Papachristos recently wrote about the consequences of this kind of bad policing in the New York Times. He cited a new study that found that a high-profile incident of police misconduct in Milwaukee — another deeply segregated city with a grim recent history around race and policing — made residents there far less likely to call 911 for help. That means that attempts at achieving justice often come via extra-legal means. "Research shows that urban neighborhoods with higher levels of [distrust in the legal system] also have higher rates of violent crime," he wrote. "When citizens lose faith in the police, they are more apt to take the law into their own hands."

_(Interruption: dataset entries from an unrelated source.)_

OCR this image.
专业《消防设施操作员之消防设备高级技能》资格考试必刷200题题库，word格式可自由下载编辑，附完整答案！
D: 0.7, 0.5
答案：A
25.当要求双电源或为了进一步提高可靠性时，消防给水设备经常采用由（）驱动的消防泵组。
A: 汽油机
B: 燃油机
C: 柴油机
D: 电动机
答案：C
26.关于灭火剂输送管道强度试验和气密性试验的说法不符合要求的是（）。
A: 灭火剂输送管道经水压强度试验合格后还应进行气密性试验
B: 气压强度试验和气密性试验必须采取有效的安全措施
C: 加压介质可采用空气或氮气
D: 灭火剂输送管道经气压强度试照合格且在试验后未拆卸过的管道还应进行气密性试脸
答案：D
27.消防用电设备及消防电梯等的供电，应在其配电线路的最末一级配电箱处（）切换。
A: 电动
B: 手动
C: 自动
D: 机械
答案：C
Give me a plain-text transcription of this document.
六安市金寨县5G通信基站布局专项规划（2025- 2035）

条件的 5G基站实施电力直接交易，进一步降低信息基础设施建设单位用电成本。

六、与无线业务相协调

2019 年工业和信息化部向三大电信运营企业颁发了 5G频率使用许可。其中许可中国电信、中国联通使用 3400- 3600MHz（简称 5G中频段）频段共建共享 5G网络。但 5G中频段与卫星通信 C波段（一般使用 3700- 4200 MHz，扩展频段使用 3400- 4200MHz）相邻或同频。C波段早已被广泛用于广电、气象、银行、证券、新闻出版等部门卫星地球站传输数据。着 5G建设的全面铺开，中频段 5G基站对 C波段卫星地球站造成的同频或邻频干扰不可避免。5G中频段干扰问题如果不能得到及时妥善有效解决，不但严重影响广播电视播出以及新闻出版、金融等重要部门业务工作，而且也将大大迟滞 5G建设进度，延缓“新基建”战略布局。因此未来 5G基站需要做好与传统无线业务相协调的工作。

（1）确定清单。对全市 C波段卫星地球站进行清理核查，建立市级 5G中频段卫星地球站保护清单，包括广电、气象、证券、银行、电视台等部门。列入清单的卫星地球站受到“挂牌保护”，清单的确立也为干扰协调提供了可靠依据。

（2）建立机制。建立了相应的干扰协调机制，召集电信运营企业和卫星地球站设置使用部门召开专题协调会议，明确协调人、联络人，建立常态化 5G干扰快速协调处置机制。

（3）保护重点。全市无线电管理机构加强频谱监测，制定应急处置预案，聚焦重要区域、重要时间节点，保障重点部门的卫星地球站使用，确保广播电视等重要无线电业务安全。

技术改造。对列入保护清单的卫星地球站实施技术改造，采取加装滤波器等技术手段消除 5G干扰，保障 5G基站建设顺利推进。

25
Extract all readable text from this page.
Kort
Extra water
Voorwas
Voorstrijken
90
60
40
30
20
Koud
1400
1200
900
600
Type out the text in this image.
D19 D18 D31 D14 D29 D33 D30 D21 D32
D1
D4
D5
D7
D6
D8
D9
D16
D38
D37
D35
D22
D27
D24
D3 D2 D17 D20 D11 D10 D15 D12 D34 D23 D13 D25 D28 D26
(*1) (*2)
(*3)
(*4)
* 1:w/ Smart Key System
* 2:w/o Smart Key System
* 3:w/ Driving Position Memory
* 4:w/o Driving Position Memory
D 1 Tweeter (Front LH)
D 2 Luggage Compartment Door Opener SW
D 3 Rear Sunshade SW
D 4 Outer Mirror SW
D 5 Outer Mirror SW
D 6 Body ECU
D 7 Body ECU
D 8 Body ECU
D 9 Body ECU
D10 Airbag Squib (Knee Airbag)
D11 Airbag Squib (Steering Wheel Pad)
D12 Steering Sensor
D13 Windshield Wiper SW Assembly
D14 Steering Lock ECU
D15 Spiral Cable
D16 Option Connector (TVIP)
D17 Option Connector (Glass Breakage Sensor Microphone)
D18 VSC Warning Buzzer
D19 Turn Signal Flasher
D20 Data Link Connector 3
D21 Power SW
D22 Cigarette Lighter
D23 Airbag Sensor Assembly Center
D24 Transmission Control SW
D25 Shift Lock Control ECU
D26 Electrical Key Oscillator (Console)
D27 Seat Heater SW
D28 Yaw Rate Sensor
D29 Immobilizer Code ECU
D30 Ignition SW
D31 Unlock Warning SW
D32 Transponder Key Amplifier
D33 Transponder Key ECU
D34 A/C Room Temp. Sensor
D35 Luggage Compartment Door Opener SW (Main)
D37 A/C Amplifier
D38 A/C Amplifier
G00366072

These circumstances didn't suddenly appear because of any one-year change in the FBI's crime stats. If, as Papachristos says, homicides among black men and boys is a virus, then we're ignoring one of the major reasons it has been so persistent: the policy and policing that's supposed to protect the folks most at risk in many cities have helped create many of the conditions — the delegitimizing of the justice system, vigilantism, a distrust of law enforcement, a failure to distinguish between the dangerous and the endangered — that have enabled the virus to spread.